A new entry in the field of retrosynthesis prediction: Chinese conglomerate (60k employees) Tencent has put a paper out on ChemRxiv through its Tencent AI Lab in Washington (Chaochao Yan et al. DOI).
Traditionally retrosynthesis is the domain of very experienced organic chemists who deconstruct a target molecule by breaking it up in so-called synthons (fragments if you like), the synthons are again deconstructed until a synthon can be matched with an available chemical compound. A practical laboratory route to a desired chemical compound has now revealed itself. Many computational strategies have evolved over the years (see example CASP here). The Tencent AI lab has now rolled out RetroXpert (Retrosynthesis eXpert) which sticks close to the traditional approach ("prediction like a chemist"). It too has two parts, predicting a reaction center in a target molecule (the relevant bonds in a fragmentation step) with the so-called Edge-enhanced Graph Attention Network (EGAT) by artificial intelligence and prediction the potential reagents in the Reactant Generation Network (RGN).

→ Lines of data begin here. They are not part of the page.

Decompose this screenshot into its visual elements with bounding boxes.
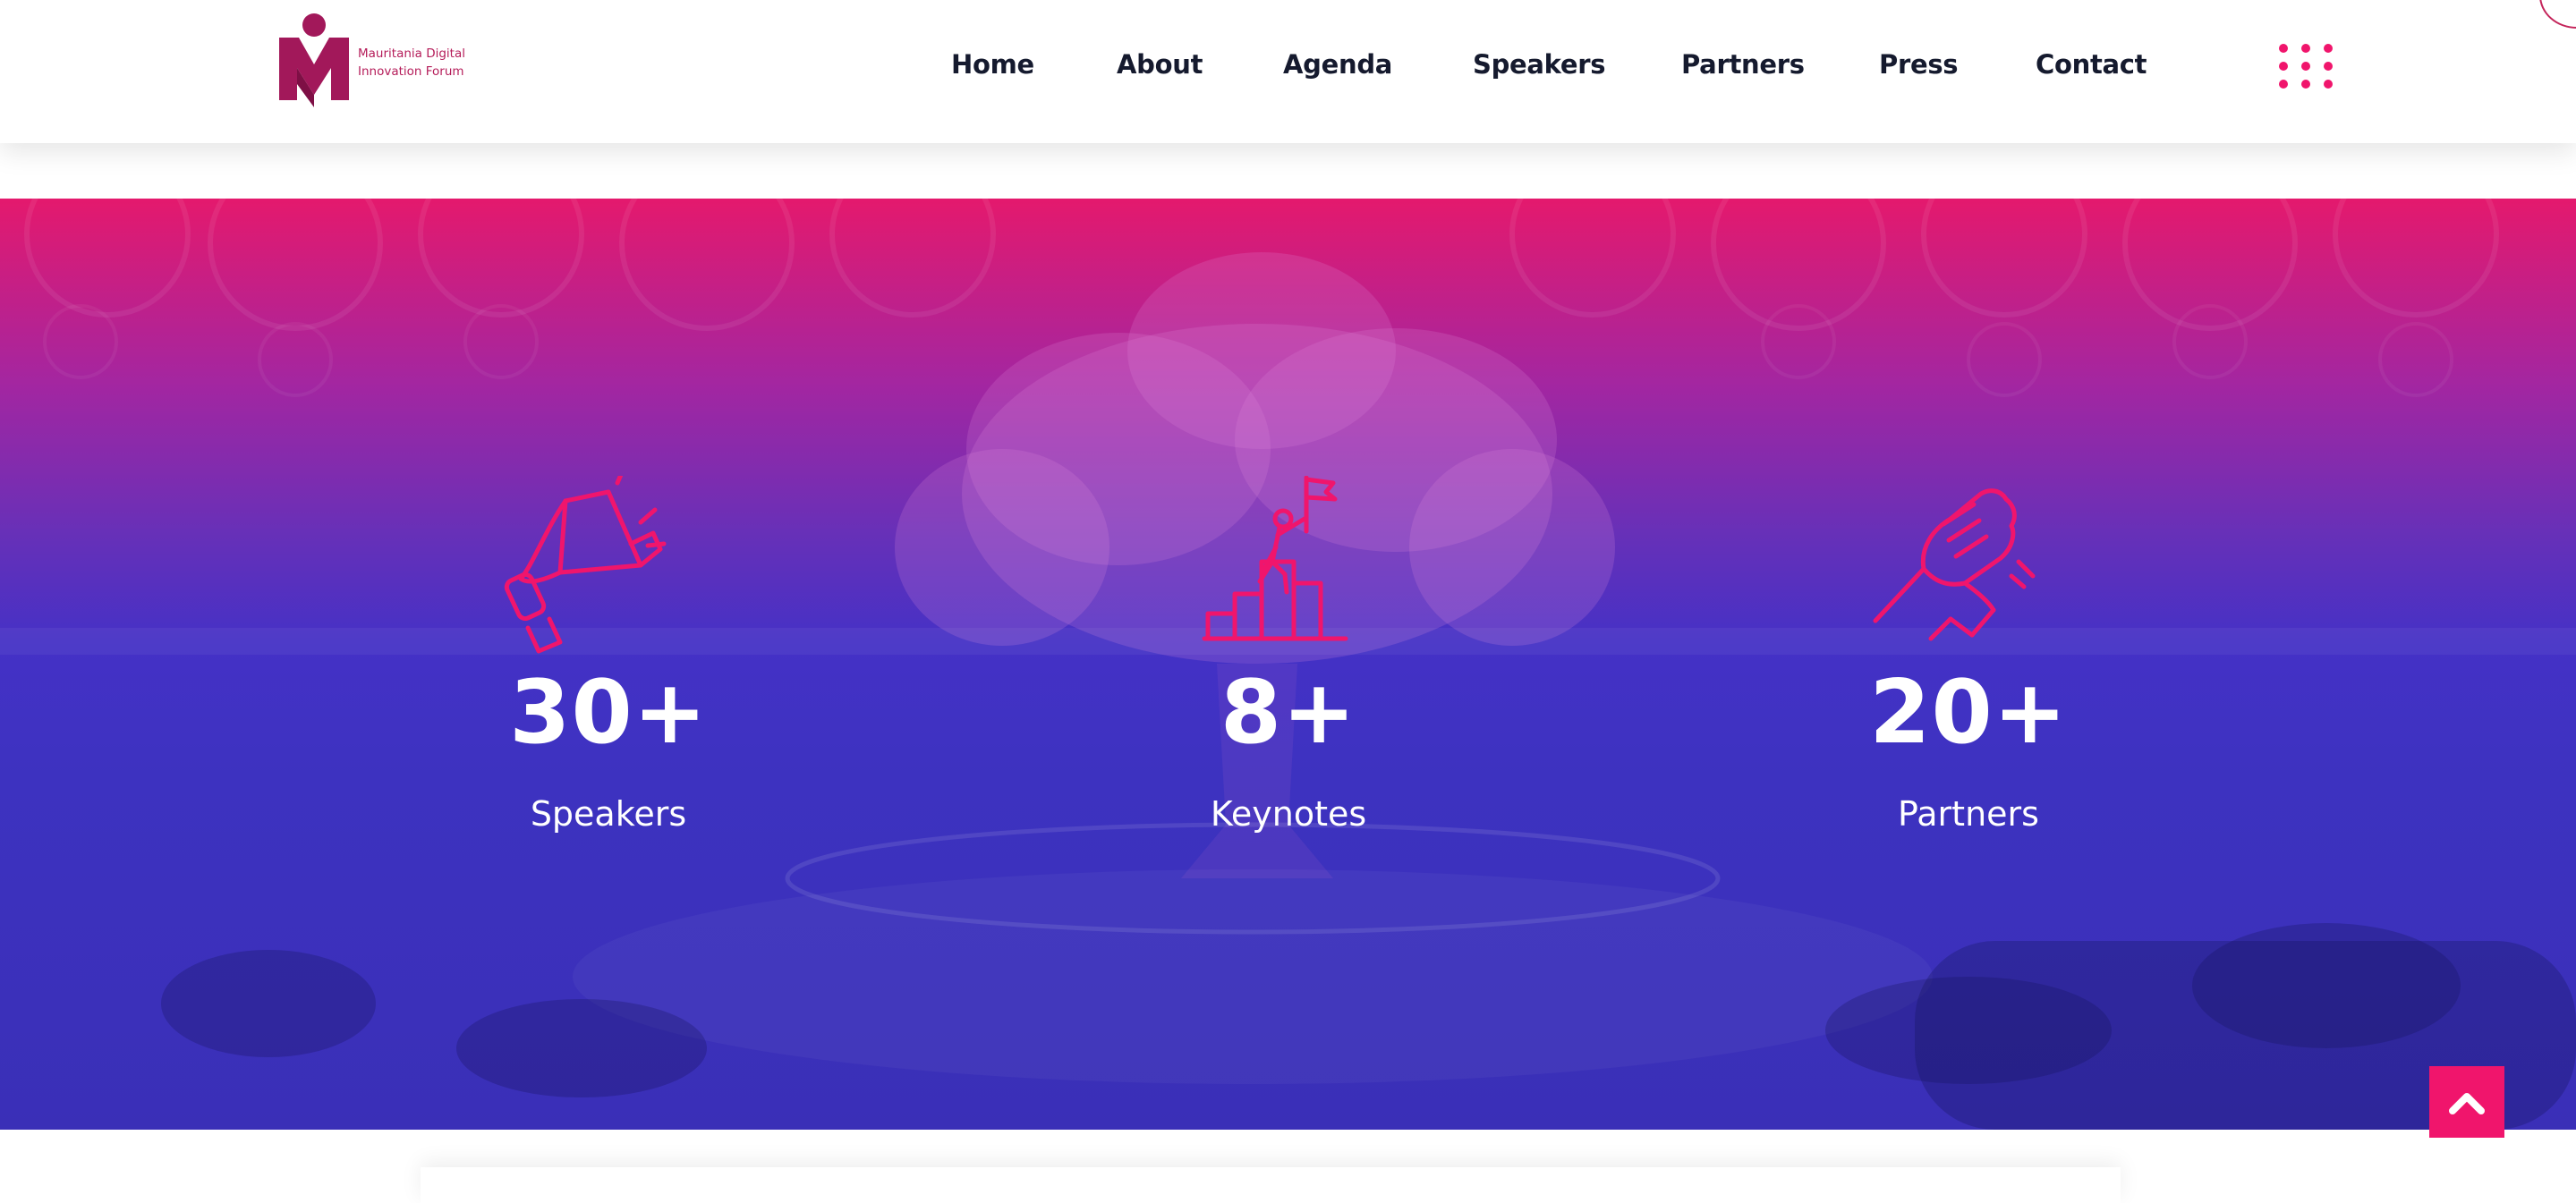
grid-dots-icon[interactable] xyxy=(2278,43,2334,89)
stat-label: Speakers xyxy=(530,794,687,834)
nav-item-contact[interactable]: Contact xyxy=(2036,45,2147,84)
main-nav: Home About Agenda Speakers Partners Pres… xyxy=(0,45,2576,84)
summit-flag-icon xyxy=(1202,476,1348,641)
nav-item-speakers[interactable]: Speakers xyxy=(1473,45,1606,84)
stat-number: 30+ xyxy=(509,662,708,764)
next-section-card xyxy=(421,1167,2121,1203)
stat-label: Partners xyxy=(1898,794,2039,834)
site-header: Mauritania Digital Innovation Forum Home… xyxy=(0,0,2576,143)
stats-section: 30+ Speakers 8+ Keynotes 20+ Partners xyxy=(0,199,2576,1130)
stat-label: Keynotes xyxy=(1210,794,1367,834)
stat-number: 8+ xyxy=(1220,662,1357,764)
stat-number: 20+ xyxy=(1869,662,2068,764)
scroll-to-top-button[interactable] xyxy=(2429,1066,2504,1138)
nav-item-about[interactable]: About xyxy=(1117,45,1203,84)
nav-item-partners[interactable]: Partners xyxy=(1681,45,1805,84)
nav-item-agenda[interactable]: Agenda xyxy=(1283,45,1392,84)
nav-item-press[interactable]: Press xyxy=(1879,45,1959,84)
nav-item-home[interactable]: Home xyxy=(951,45,1034,84)
megaphone-icon xyxy=(504,476,667,654)
corner-decoration xyxy=(2539,0,2576,29)
chevron-up-icon xyxy=(2449,1093,2485,1114)
handshake-icon xyxy=(1873,488,2036,641)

The training set was based on the USPTO-50K dataset which is a collection of 50k chemical reactions extracted from US patents with each record a SMILES reactant and product. The new methodology has a reported 70% success rate. The discussion mentions that if there is more than one way to synthesize a product it is not possible to evaluate the best route. In my view the missing metric is reaction yield (or even reactants costs). The USPTO dataset doesn't do yields. The article references another research group who published very similar research in January of this year (DOI) but with a lower success rate. The list of affiliated research institutions for the authors of this article is again not typical for a regular chemistry article as it contains Google Brain and fintech company Ant Financial.